Anyway, here’s what Charles told us. And if you’d like to listen to his comments, click here. The time you need to get to is 13:30 or so.

So what have you been working on since “The Express” wrapped?

Charles S. Dutton: Oh well, I finished “Legion” and I’m in development with a bunch of stuff at HBO. I have a deal with HBO so I’m developing the Louis Armstrong mini series which John Sayles is going to write.

Wow.

Charles S. Dutton: And we have a movie version of...not really the Rock series but the Rock character. It won’t be an HBO movie, it’ll be a feature release of that character but not with the family. Not with Joey and Pop but the essence of that Rock character in a film. We’ve got a couple of hour dramas over at HBO and I’m looking at a couple of things to direct.

So who’s playing Louis?

Charles S. Dutton: We don’t know yet. I may play the older Louis .

Hard role though isn’t it?

Charles S. Dutton: Well, you know, like any role is hard but you know, Louis… you’ve got to get that raspy voice.

He’s very iconic kind of.

Charles S. Dutton: Yeah.

I’m just curious, you said you were going to do it at HBO, have you already thought about is it going to be a 2-hour, is it going to be a…?

Charles S. Dutton: 6-hour.

Ah, six.

Charles S. Dutton: 6-hour. To do Louis' life you’ve got to…you can’t do it. The problem was 15 years ago I was chasing a Louis Armstrong film and as a matter of fact my partner in this is

Quincy Jones.

Oh wow.

Charles S. Dutton: And so, Quincy and I were trying to do it 15 years ago. The mistake we were making was that we were trying to do it as a 2 hour film. And Louis' life is just so huge you just can’t…you know because the problem was well, what do we leave out, what do we keep in, and we could never really grasp the story on a 2 hour movie. So, you know it took us 15 years later to decide to do it as a big mini series.

Do you think it’ll be tough to get access to the music or have you already located it?

Charles S. Dutton: No, because a lot of Loues' songs he didn’t write all those songs. You know, Louis didn’t write all of those songs. A lot of those songs are written by the folks that won’t be so difficult to get, but we’re going to concentrate on 15 songs and Quincy’s pretty much got the rights to all of those.

I was going to say having him as a partner might help.

Charles S. Dutton: Yeah, absolutely. Absolutely.

Will you direct it as well?

Charles S. Dutton: Yeah, I don’t know if I’m going to do all 6 hours. I’ll probably do the first 2 and not concern myself. I’ll probably do 2 or 3 hours of it but not do any scenes where my character is in. I’ll let someone else direct me, you know, so…

Will any of the Ella collaborations be part of the music?

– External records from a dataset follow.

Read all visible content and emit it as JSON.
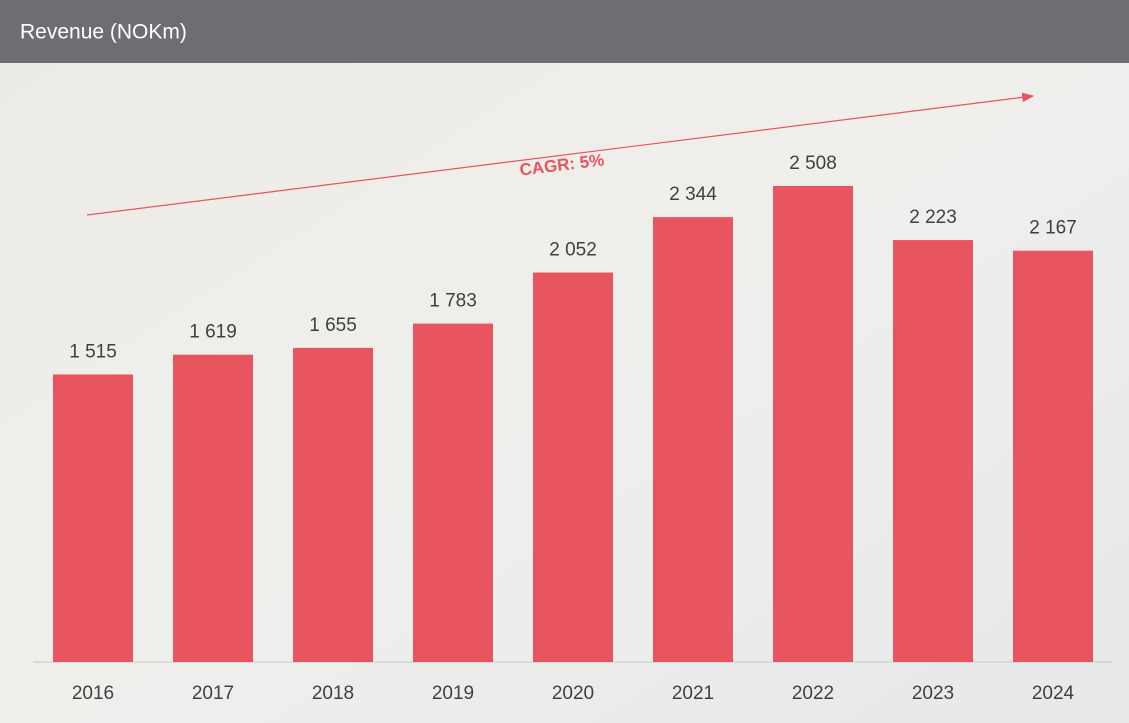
{
  "chart_data": {
    "type": "bar",
    "title": "Revenue (NOKm)",
    "categories": [
      "2016",
      "2017",
      "2018",
      "2019",
      "2020",
      "2021",
      "2022",
      "2023",
      "2024"
    ],
    "values": [
      1515,
      1619,
      1655,
      1783,
      2052,
      2344,
      2508,
      2223,
      2167
    ],
    "value_labels": [
      "1 515",
      "1 619",
      "1 655",
      "1 783",
      "2 052",
      "2 344",
      "2 508",
      "2 223",
      "2 167"
    ],
    "color": "#e8555e",
    "annotation": "CAGR: 5%"
  }
}
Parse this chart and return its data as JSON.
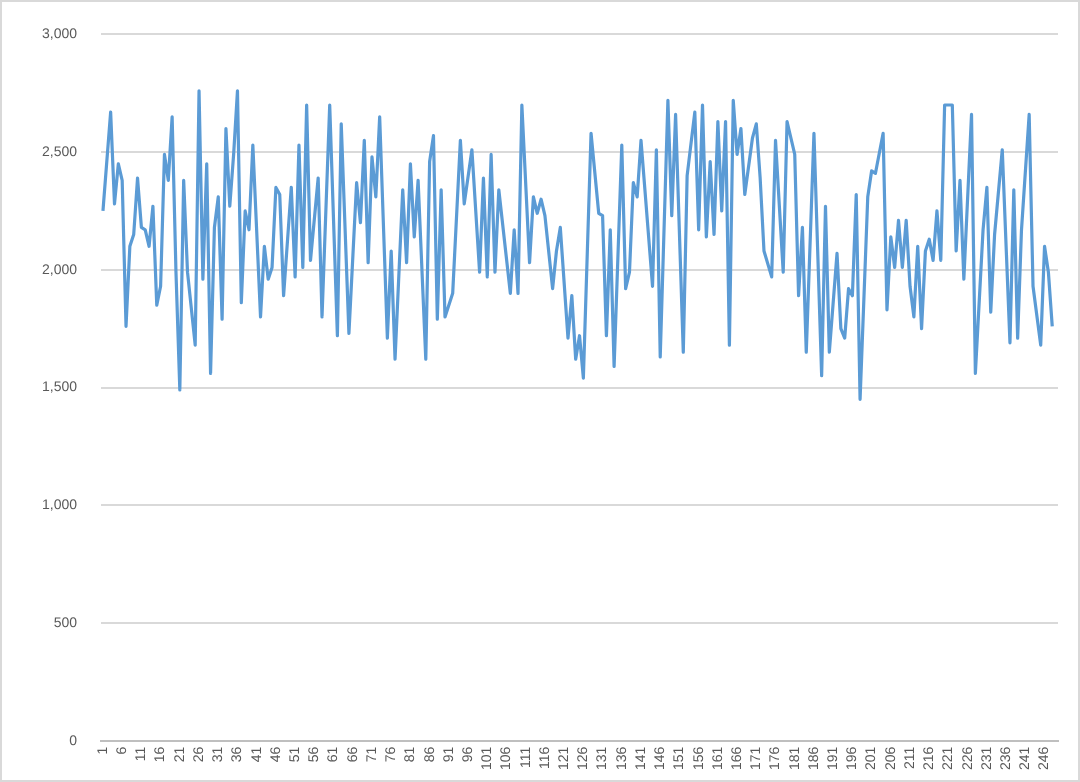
{
  "chart_data": {
    "type": "line",
    "xlim": [
      0.5,
      249.5
    ],
    "xticks": [
      1,
      6,
      11,
      16,
      21,
      26,
      31,
      36,
      41,
      46,
      51,
      56,
      61,
      66,
      71,
      76,
      81,
      86,
      91,
      96,
      101,
      106,
      111,
      116,
      121,
      126,
      131,
      136,
      141,
      146,
      151,
      156,
      161,
      166,
      171,
      176,
      181,
      186,
      191,
      196,
      201,
      206,
      211,
      216,
      221,
      226,
      231,
      236,
      241,
      246
    ],
    "ylim": [
      0,
      3000
    ],
    "yticks": [
      0,
      {
        "value": 500,
        "label": "500"
      },
      {
        "value": 1000,
        "label": "1,000"
      },
      {
        "value": 1500,
        "label": "1,500"
      },
      {
        "value": 2000,
        "label": "2,000"
      },
      {
        "value": 2500,
        "label": "2,500"
      },
      {
        "value": 3000,
        "label": "3,000"
      }
    ],
    "grid": "y",
    "legend": false,
    "marker": "none",
    "line_style": "solid",
    "series": [
      {
        "color": "#5b9bd5",
        "x": [
          1,
          3,
          4,
          5,
          6,
          7,
          8,
          9,
          10,
          11,
          12,
          13,
          14,
          15,
          16,
          17,
          18,
          19,
          20,
          21,
          22,
          23,
          25,
          26,
          27,
          28,
          29,
          30,
          31,
          32,
          33,
          34,
          35,
          36,
          37,
          38,
          39,
          40,
          42,
          43,
          44,
          45,
          46,
          47,
          48,
          50,
          51,
          52,
          53,
          54,
          55,
          57,
          58,
          60,
          62,
          63,
          65,
          67,
          68,
          69,
          70,
          71,
          72,
          73,
          75,
          76,
          77,
          79,
          80,
          81,
          82,
          83,
          85,
          86,
          87,
          88,
          89,
          90,
          92,
          94,
          95,
          97,
          99,
          100,
          101,
          102,
          103,
          104,
          107,
          108,
          109,
          110,
          112,
          113,
          114,
          115,
          116,
          118,
          119,
          120,
          122,
          123,
          124,
          125,
          126,
          128,
          130,
          131,
          132,
          133,
          134,
          136,
          137,
          138,
          139,
          140,
          141,
          144,
          145,
          146,
          148,
          149,
          150,
          152,
          153,
          155,
          156,
          157,
          158,
          159,
          160,
          161,
          162,
          163,
          164,
          165,
          166,
          167,
          168,
          170,
          171,
          172,
          173,
          175,
          176,
          178,
          179,
          181,
          182,
          183,
          184,
          186,
          188,
          189,
          190,
          192,
          193,
          194,
          195,
          196,
          197,
          198,
          200,
          201,
          202,
          204,
          205,
          206,
          207,
          208,
          209,
          210,
          211,
          212,
          213,
          214,
          215,
          216,
          217,
          218,
          219,
          220,
          222,
          223,
          224,
          225,
          227,
          228,
          230,
          231,
          232,
          233,
          235,
          237,
          238,
          239,
          240,
          242,
          243,
          245,
          246,
          247,
          248
        ],
        "values": [
          2250,
          2670,
          2280,
          2450,
          2380,
          1760,
          2100,
          2150,
          2390,
          2180,
          2170,
          2100,
          2270,
          1850,
          1930,
          2490,
          2380,
          2650,
          1990,
          1490,
          2380,
          1990,
          1680,
          2760,
          1960,
          2450,
          1560,
          2180,
          2310,
          1790,
          2600,
          2270,
          2490,
          2760,
          1860,
          2250,
          2170,
          2530,
          1800,
          2100,
          1960,
          2010,
          2350,
          2320,
          1890,
          2350,
          1970,
          2530,
          2010,
          2700,
          2040,
          2390,
          1800,
          2700,
          1720,
          2620,
          1730,
          2370,
          2200,
          2550,
          2030,
          2480,
          2310,
          2650,
          1710,
          2080,
          1620,
          2340,
          2030,
          2450,
          2140,
          2380,
          1620,
          2460,
          2570,
          1790,
          2340,
          1800,
          1900,
          2550,
          2280,
          2510,
          1990,
          2390,
          1970,
          2490,
          1990,
          2340,
          1900,
          2170,
          1900,
          2700,
          2030,
          2310,
          2240,
          2300,
          2230,
          1920,
          2080,
          2180,
          1710,
          1890,
          1620,
          1720,
          1540,
          2580,
          2240,
          2230,
          1720,
          2170,
          1590,
          2530,
          1920,
          1990,
          2370,
          2310,
          2550,
          1930,
          2510,
          1630,
          2720,
          2230,
          2660,
          1650,
          2400,
          2670,
          2170,
          2700,
          2140,
          2460,
          2150,
          2630,
          2250,
          2630,
          1680,
          2720,
          2490,
          2600,
          2320,
          2560,
          2620,
          2390,
          2080,
          1970,
          2550,
          1990,
          2630,
          2490,
          1890,
          2180,
          1650,
          2580,
          1550,
          2270,
          1650,
          2070,
          1750,
          1710,
          1920,
          1890,
          2320,
          1450,
          2310,
          2420,
          2410,
          2580,
          1830,
          2140,
          2010,
          2210,
          2010,
          2210,
          1930,
          1800,
          2100,
          1750,
          2080,
          2130,
          2040,
          2250,
          2040,
          2700,
          2700,
          2080,
          2380,
          1960,
          2660,
          1560,
          2170,
          2350,
          1820,
          2150,
          2510,
          1690,
          2340,
          1710,
          2170,
          2660,
          1930,
          1680,
          2100,
          1990,
          1760
        ]
      }
    ]
  }
}
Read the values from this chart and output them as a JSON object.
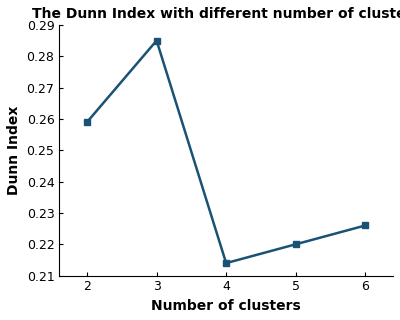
{
  "x": [
    2,
    3,
    4,
    5,
    6
  ],
  "y": [
    0.259,
    0.285,
    0.214,
    0.22,
    0.226
  ],
  "title": "The Dunn Index with different number of clusters",
  "xlabel": "Number of clusters",
  "ylabel": "Dunn Index",
  "xlim": [
    1.6,
    6.4
  ],
  "ylim": [
    0.21,
    0.29
  ],
  "xticks": [
    2,
    3,
    4,
    5,
    6
  ],
  "yticks": [
    0.21,
    0.22,
    0.23,
    0.24,
    0.25,
    0.26,
    0.27,
    0.28,
    0.29
  ],
  "line_color": "#1a5276",
  "marker": "s",
  "marker_size": 5,
  "line_width": 1.8,
  "title_fontsize": 10,
  "label_fontsize": 10,
  "tick_fontsize": 9,
  "background_color": "#ffffff"
}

Charles S. Dutton: At this point we probably can’t leave any Ella out, but at this point John is just working on the bible for HBO, you know, the broad stroke treatment. The hardest thing will be picking those kinds of songs that I mean…he encompassed everybody’s career in life. It’s listening to Quincy talk about it, you really get fired up to want to bring this guy’s story to…

When do you hope to start production on this?

Charles S. Dutton: Well, hopefully sometime in…I would say between writing 6 hours hopefully we’ll be off the ground late next year or early 2010.